Publicis wants to double China business
PARIS (Reuters) - Publicis (PUBP.PA), the world's third-largest advertising group, wants to double its sales in China and expects to approve an investment plan for the country in the next two to three weeks, its chief executive said.
Publicis CEO Maurice Levy also told the Reuters Global Media Summit on Thursday he wanted to increase the dividend payout ratio to 40 percent over time from around 30 percent currently.
"We have not yet a clear plan for this 40 percent payout. We believe this is something which will take time because we want to do it progressively and cautiously," Levy said.
Publicis shares rose 1.68 percent to 35.69 euros by 1248 GMT, outperforming a 0.4 percent rise in the European media index .SXMP.

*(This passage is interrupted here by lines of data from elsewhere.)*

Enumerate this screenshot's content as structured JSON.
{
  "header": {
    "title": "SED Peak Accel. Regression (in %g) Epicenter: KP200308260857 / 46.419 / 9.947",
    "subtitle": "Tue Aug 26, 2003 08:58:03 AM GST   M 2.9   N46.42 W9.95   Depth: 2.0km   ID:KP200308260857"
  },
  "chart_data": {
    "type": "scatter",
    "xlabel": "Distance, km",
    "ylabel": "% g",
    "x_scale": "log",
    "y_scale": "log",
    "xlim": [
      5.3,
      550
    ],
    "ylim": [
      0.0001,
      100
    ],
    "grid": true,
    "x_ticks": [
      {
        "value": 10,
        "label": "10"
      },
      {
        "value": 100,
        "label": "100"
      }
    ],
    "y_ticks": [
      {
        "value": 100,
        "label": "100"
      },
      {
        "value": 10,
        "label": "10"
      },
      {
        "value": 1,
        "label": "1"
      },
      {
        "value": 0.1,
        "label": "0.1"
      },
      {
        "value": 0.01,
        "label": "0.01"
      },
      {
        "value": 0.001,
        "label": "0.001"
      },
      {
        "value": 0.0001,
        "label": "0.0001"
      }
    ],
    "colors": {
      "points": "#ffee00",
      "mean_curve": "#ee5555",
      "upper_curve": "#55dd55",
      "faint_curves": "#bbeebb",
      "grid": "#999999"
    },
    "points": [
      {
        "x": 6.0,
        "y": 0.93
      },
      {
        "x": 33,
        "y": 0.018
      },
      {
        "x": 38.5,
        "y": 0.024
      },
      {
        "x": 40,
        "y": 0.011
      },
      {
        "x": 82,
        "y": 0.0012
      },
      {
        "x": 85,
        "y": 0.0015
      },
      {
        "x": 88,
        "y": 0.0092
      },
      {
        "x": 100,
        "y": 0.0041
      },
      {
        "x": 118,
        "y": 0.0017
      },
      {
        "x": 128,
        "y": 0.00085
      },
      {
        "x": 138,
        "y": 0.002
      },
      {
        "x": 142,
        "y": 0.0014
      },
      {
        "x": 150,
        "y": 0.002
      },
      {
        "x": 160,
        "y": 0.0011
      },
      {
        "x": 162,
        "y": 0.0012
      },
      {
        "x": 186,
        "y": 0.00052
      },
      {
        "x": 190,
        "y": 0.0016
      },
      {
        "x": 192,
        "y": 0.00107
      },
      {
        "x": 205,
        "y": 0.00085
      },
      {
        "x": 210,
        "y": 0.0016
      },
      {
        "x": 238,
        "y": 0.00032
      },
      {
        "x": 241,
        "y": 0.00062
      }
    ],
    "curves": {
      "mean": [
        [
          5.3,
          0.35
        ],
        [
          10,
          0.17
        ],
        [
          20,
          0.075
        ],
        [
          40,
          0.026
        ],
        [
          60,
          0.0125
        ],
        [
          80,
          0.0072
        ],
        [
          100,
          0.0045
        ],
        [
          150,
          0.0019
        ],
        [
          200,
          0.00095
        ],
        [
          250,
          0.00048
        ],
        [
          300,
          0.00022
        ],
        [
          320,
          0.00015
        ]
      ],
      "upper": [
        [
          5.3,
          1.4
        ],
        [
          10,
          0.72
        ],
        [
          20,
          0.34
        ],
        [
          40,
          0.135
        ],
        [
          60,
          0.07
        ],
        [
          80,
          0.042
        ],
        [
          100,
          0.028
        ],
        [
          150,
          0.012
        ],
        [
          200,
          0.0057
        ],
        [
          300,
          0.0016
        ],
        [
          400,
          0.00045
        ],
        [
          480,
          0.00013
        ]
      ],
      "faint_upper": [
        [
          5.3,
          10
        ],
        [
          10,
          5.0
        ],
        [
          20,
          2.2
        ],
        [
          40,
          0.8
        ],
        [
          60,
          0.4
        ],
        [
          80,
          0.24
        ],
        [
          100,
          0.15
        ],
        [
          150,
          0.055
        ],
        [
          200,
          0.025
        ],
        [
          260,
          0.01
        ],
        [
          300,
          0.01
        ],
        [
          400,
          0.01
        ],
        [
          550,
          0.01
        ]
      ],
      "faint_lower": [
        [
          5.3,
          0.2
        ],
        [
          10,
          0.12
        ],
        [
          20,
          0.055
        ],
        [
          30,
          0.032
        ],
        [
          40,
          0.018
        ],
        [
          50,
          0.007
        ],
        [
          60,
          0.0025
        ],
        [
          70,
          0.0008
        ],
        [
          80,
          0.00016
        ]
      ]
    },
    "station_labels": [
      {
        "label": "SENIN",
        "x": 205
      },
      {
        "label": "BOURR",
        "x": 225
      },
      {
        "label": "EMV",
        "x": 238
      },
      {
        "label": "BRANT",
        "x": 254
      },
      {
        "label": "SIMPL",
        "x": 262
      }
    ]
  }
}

Legy said the China expansion plan, which would likely be finalized in the week before Christmas, would include small acquisitions, hiring and education programs. Publicis does not break out the size of its sales in China.
Publicis's total Asia-Pacific sales grew 7.2 percent to 436 million euros ($575 million) in the third quarter, including 10 percent growth in China, where Publicis is second to bigger rival WPP (WPP.L).
Advertising agencies are pinning much of their expected growth on fast-growing markets such as China, especially as a euro zone debt crisis and weak economic data in the United States cast doubt over prospects in major developed economies.
"We are witnessing an improvement in many areas and many countries, and the real cloud there is in the market today is the issue of sovereign debt, so I do hope that if this is not solved it can be at least contained," Levy said.
He added that he expected Publicis to grow faster than the expected market rate of 4.6 percent next year, helped by renewed investments from the battered automotive and financial sectors where recovering companies will jostle for visibility.
Levy said competition was intense on many fronts between the large advertising agencies, who are fighting for the best talent as they start hiring again, but said he saw no prospect of consolidation with valuations at current levels.
World number four Interpublic (IPG.N), often considered as ripe for acquisition by one of its bigger rivals, has risen 45 percent in market value this year to $5.2 billion and now trades at 26 times 2010 earnings, according to Reuters data.
"The PE of all these operations are horrendous, so I don't see based on the multiples which exist today any possible transaction in the short term," Levy said.